Endlich stilisiert sie sich noch zum Opfer, in dem sie konstatiert, man komme schwer an der »Bild« vorbei und schliesslich seien dort doch auch gut recherchierte Stücke und scharfsinnige Kommentare zu lesen (sie meint vermutlich bei den Kommentaren Herrn Wagner). Merkwürdig nur, dass es genug Journalisten gibt, die sehr wohl an »Bild« vorbeigekommen sind. Sie haben nämlich etwas, was Leute wie Illner nicht einmal mehr rudimentär zur Verfügung haben: Charakter beispielsweise. Oder Moral.

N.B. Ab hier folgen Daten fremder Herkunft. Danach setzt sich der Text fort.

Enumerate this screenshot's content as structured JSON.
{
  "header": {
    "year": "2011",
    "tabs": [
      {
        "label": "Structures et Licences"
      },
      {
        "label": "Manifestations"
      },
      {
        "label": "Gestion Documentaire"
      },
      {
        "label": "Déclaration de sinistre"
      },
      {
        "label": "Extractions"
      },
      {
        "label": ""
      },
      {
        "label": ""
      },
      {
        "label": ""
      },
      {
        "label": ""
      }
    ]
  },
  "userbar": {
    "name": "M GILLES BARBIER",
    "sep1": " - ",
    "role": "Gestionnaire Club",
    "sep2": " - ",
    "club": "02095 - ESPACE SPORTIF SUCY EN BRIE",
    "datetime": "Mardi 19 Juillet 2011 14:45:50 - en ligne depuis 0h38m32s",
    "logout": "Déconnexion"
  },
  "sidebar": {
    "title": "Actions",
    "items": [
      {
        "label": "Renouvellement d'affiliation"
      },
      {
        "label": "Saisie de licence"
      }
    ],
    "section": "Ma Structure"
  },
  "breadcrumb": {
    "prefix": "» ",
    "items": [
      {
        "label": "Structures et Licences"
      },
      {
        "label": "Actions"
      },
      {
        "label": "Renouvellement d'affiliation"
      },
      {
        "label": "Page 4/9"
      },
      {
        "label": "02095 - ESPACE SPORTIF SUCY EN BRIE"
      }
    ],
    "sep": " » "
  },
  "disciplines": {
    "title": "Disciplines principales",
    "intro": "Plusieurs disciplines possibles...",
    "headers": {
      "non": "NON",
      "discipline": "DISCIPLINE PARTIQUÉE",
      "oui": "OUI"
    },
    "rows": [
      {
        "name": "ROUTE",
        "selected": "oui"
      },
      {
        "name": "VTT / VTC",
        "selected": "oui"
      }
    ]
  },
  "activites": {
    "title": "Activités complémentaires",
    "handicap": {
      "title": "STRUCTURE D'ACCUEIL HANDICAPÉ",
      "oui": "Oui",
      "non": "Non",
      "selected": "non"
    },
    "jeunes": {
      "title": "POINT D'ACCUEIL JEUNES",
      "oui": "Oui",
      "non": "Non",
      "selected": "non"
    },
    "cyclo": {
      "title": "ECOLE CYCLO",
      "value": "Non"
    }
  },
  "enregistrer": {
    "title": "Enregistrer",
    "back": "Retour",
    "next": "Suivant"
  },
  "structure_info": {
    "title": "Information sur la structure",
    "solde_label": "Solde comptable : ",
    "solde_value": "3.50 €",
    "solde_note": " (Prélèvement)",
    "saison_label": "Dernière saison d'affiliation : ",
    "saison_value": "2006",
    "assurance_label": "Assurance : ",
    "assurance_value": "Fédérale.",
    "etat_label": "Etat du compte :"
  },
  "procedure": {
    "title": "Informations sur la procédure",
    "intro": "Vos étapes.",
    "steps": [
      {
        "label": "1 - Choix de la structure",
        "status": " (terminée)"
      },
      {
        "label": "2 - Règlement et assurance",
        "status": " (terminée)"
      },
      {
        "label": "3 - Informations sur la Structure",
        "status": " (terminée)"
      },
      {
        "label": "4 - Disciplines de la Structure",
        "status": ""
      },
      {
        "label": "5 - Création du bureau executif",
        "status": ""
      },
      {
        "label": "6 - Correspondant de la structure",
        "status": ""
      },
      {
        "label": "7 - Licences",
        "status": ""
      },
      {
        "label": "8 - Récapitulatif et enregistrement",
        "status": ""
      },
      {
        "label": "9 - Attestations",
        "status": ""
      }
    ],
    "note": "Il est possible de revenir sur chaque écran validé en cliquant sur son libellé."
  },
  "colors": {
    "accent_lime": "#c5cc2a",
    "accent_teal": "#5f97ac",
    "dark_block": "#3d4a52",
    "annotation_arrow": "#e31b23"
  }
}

Vielleicht ist das auch nur eine Art Deal. Die »Bild«-Zeitung ritzt eine weitere Kerbe im Konvertiten-Colt, Frau Illner bekommt eine Riesenwerbung und im Gegenzug wird ihr Privatleben weitgehend aus den Schlagzeilen verbannt.
Aber wer der »Bild« gut recherchierte Stücke unterstellt, ist für jede seriöse journalistische Arbeit verbrannt. Seit einigen Jahren ist Illner eh schon so weit »christiansiert«, dass man, schlösse man die Augen, keinen Unterschied mehr feststellen konnte. Unter dem Deckmäntelchen der politischen Aufklärung (Dolmetscher-Rolle – was für lächerliche Interpretationen Illner in diesem Gespräch abliefert!) spult sie ihre wöchentliche Show ab, die aber nur noch ein Bestandteil jener Inszenierung von Politik ist, die sie selber konstatiert.
Das merkt man u. a. daran, dass sie, um ihre Sendung aufzupeppen, auf Versprecher hoffen muss und diese dann als ihr Verdienst ausgibt. Die Sache, das eigentliche Thema, ist nur noch Kulisse, die zur Selbstdarstellung der Politiker – und auch von Illner dient. Man sieht in diesen Sendungen nichts anderes als eine Art künstlich erregtes Rollenspiel. In diesem Rollenspiel ist der Journalist längst zum Mitakteur geworden, nicht nur mehr Beobachter und Befrager. Ein Indiz hierfür ist die Arroganz und Selbstgerechtigkeit, die sich in Illners Interview mit der FR deutlich zeigt.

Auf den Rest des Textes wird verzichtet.